Naomi Gewirtz, of River Edge, NJ, recently joined the Adler Aphasia Center as their new President and CEO.
Gewirtz has spent the past two decades working in the non-profit sector for national organizations including The Young Survival Coalition and The Union for Reform Judaism, as well as organizations focused in Northern New Jersey including UJA of Northern New Jersey and UJA Metrowest. She brings to Adler Aphasia Center her experience working for mission-centric organizations where her career has spanned development, volunteer management, human resources and operations.
Aphasia is a communication disorder that impairs the expression and understanding of spoken language, reading and writing. It is usually causea by a stroke or traumatic brain injury and affects 40% of these survivors. While it affects a person’s ability to communicate, it does not affect one’s intellect.

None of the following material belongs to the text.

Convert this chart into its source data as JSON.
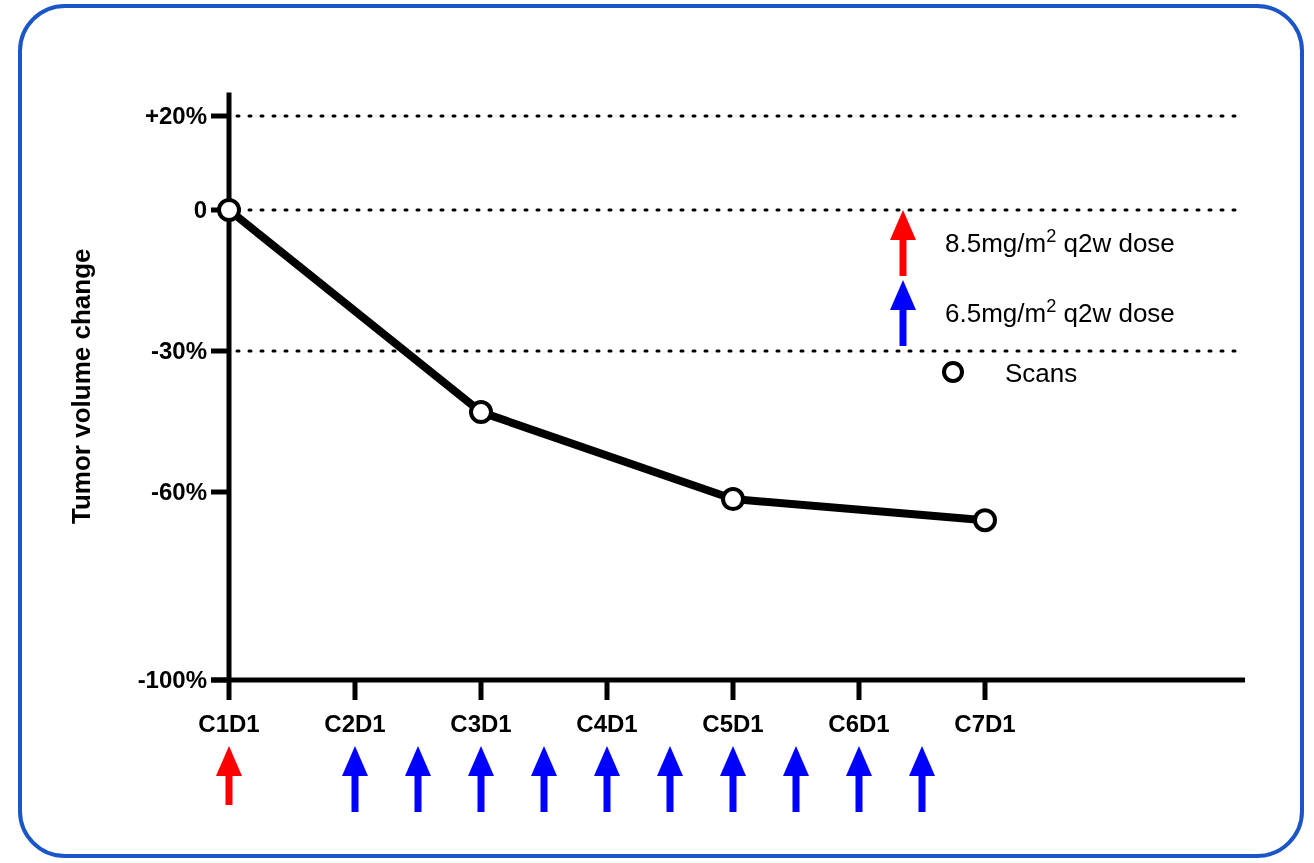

With three full service facilities based in Maywood, Toms River and West Orange, NJ and Aphasia Communication Groups located throughout the state (Belvidere, Bridgewater, Haddonfield, Hammonton, Maywood, Monroe, Morristown, North Bergen, Scotch Plains and two groups in Toms River, NJ), the Center has an innovative post-rehabilitative therapeutic program that addresses the long-term needs of people with aphasia and their families. It is the only one of its kind in NJ, an area with an estimated 70,000 people living with aphasia, and is considered the world leader in long-term, post-rehab community-based care.
The Center’s programs and activities are facilitated by speech-language pathologists and healthcare professionals who share the primary goals of enhancing the communication skills of its members and providing opportunities for social and peer support, while building members’ self-esteem and confidence. Caregiver needs are addressed through weekly caregiver support groups.
Training and educational programs are offered to healthcare professionals, consumers, educators, students, speech-language pathologists and others interested in improving the quality of life for those affected by aphasia. The Center is also actively engaged in research efforts that examine the impact of its programs.
Founded in 2003 by Elaine and Mike Adler, its mission is simple: to provide help for those living with aphasia and their caregivers and to expand awareness and knowledge of aphasia.